New Modeling Code Sees Deep Inside Fractures, May Change Thinking on Well Spacing
Operators are working with a young startup company to overhaul how the unconventional sector has traditionally interpreted one the most common tests used to influence well completion designs.
The diagnostic fracture injection test (DFIT), also called a mini-frac, has helped steer the completion designs of countless horizontal wells over the years. However, an ongoing industry study is about to give engineers a new, and possibly significantly more accurate, way to use it.
As a result of the project, “What I believe is going to happen, is that in 3 years everyone will have completely changed how they interpret the test,” said Mark McClure, the founder and chief executive officer of ResFrac Corp.
Though McClure’s company is less than 3 years old, its unique modeling code is playing a central role in the study, which counts several of the biggest shale players as participants: Apache, Equinor, ConocoPhillips, Hess, Shell, and service provider Keane Group.
Their work amounts to a year-long investigation of why DFITs data is often misunderstood by conventional modeling technology, that among other things, has led to big overestimations of what a shale formation’s true permeability is. Permeability calculations are the group’s primary focus because of the heavy-weight they have on horizontal well and fracture cluster spacing—two of the biggest design criteria in the sector’s quest for shale optimization.
Palo-Alto-based ResFrac (formerly known as McClure Geomechanics) was tapped for the study, which began in January, in part because it has developed what it says is the first integrated reservoir and hydraulic fracture model. Traditionally, the unconventional business has used separate fracture and reservoir models, then combined the results. Though common practice, this is an iterative process that represents a constant trade-off in the accuracy of key assumptions.
By contrast, ResFrac says it is able to retain all of the physics happening at both those micro and macro levels in a single environment, leading to a more complete explanation of tight-rock complexities.
When it comes to DFITs, the study group is using this model to understand why it has seen inaccurate permeability estimates in the past, and soon will publish its workflow through the SPE in what will be the equivalent of a mathematical “cookbook” for other engineers.
Getting Closer to Reality
McClure recalled scrutinizing a conventional interpretation of DFIT data that turned in a formation permeability estimate of 1 microdarcy (or 1,000 nanodarcy). However, history matching on this data set was used by the well’s operator to conclude that the real figure was more likely between 10–20 nanodarcy.
The study’s new interpretation split the middle with an estimate of 15 nanodarcy—and the ResFrac modeling work provided the explanation for why the conventional interpretation was so off base.

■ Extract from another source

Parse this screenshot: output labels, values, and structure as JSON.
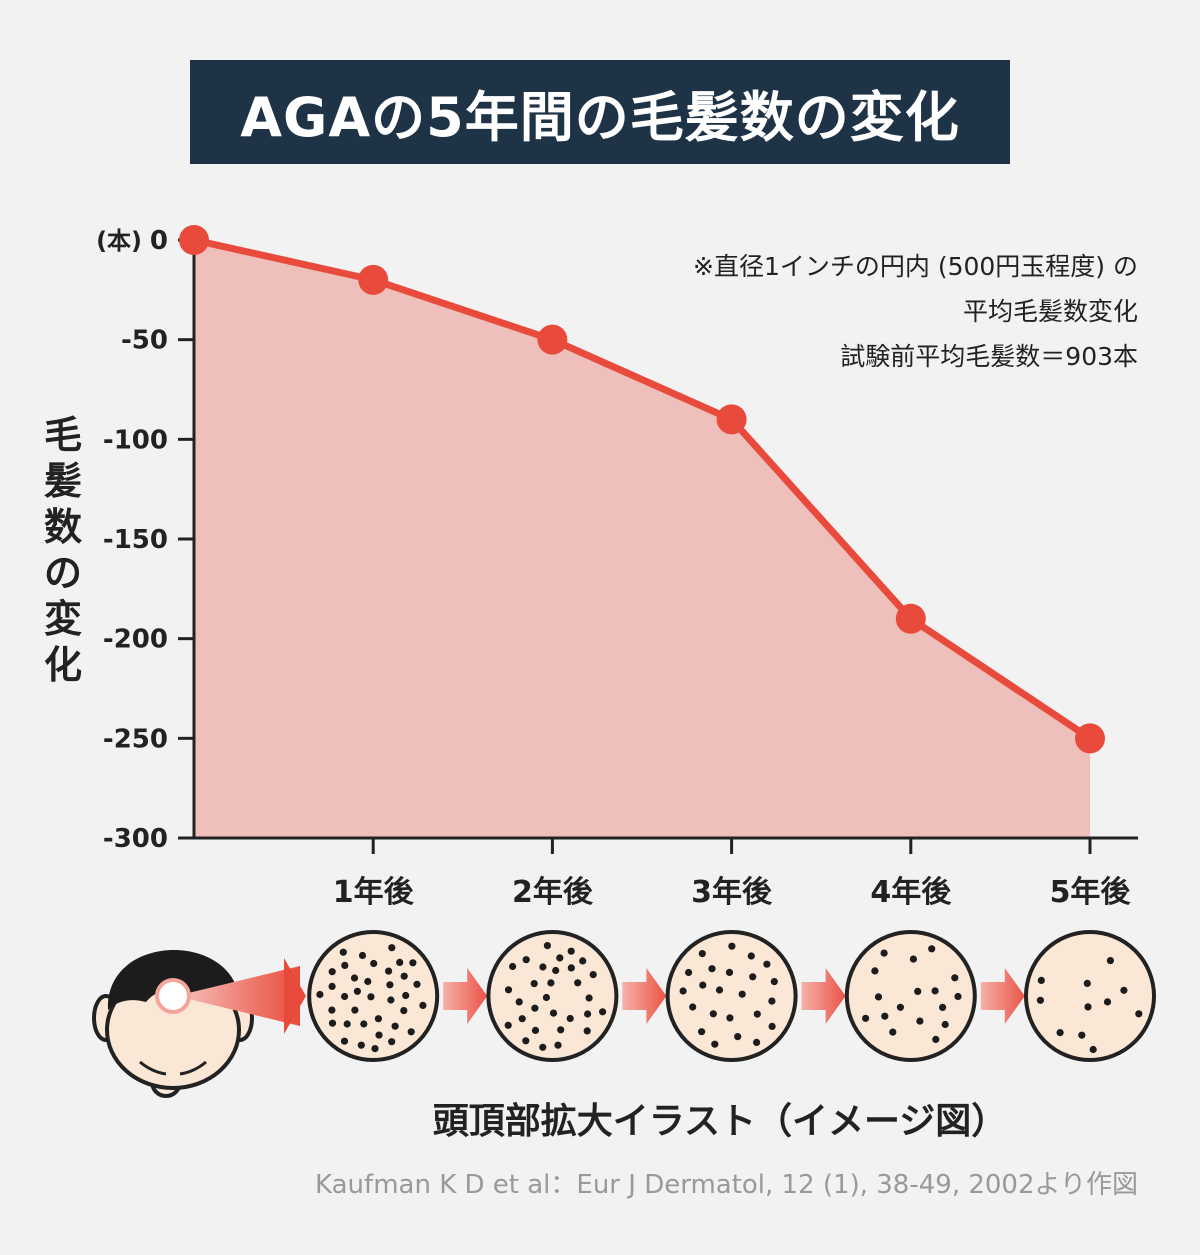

In this case, the high-figure was thrown out and never used for a completion, but if such results were to be acted on, “That could lead you to make a decision that’s tremendously suboptimal from an economic perspective,” McClure said.
Complicating matters is that even if a permeability estimate is wrong, or very wrong, it can still be masked in a conventional model by assuming that effective fracture lengths (the portion of a fracture actually producing hydrocarbons) are longer or shorter than they are in reality. If this happens, then operators might believe that they need to space fracturing clusters too wide, decisions that could end up bypassing reserves.
Why a Tiny Transition Matters
What happens in a DFIT is the key to understanding the research breakthrough.
DFITs are seen as the last opportunity for operators to acquire direct reservoir measurements from a new well before the hydraulic fracturing treatment, which generally makes up two-thirds of the well’s total cost. In that fresh well, shale producers will pump down about 10 bbl of fluid into the lateral’s toe section. With enough force, this opens up a small fracture, the pressure response of which is then constantly monitored by downhole gauges for days or weeks.
Through this, engineers are trying to see what happens as that small fracture opens, fluids leak off into the reservoir, and then how it closes back up. The pressure signals are then modeled to predict what might happen when full-sized fractures are induced later.
While conventional models—a fracture simulator and reservoir simulator, respectively—can sufficiently describe these pre- and post-closure effects, “the problem is that there is a transition,” McClure explained.
As the fracture walls close (meaning they are not wide open but also not fully shut) they come into contact while leaving a tiny aperture. Within this crack, some important interactions between rock and fluids are taking place for days. If those actions are better understood, then the research project aims to prove that a much more accurate picture of formation permeability can be drawn out of the data.
McClure noted that in keeping with the spirit of noncommercial research, when the methodology is released (possibly in early 2018) it will not be dependent on his company’s or any other’s numerical simulators—they can simply follow the plots and equations to get more reliable answers from DFITs.
Earlier research in this area has challenged another aspect of traditional DFIT interpretations; details of which were published in the peer-reviewed 2016 SPE Journal (SPE-179725). McClure worked on the project when he was an assistant professor at the University of Texas at Austin’s petroleum engineering school, along with other faculty and experts from ConocoPhillips. He said they showed how DFITs data has historically been used to derive fracture closure pressure calculations that are also “frequently, and substantially inaccurate.”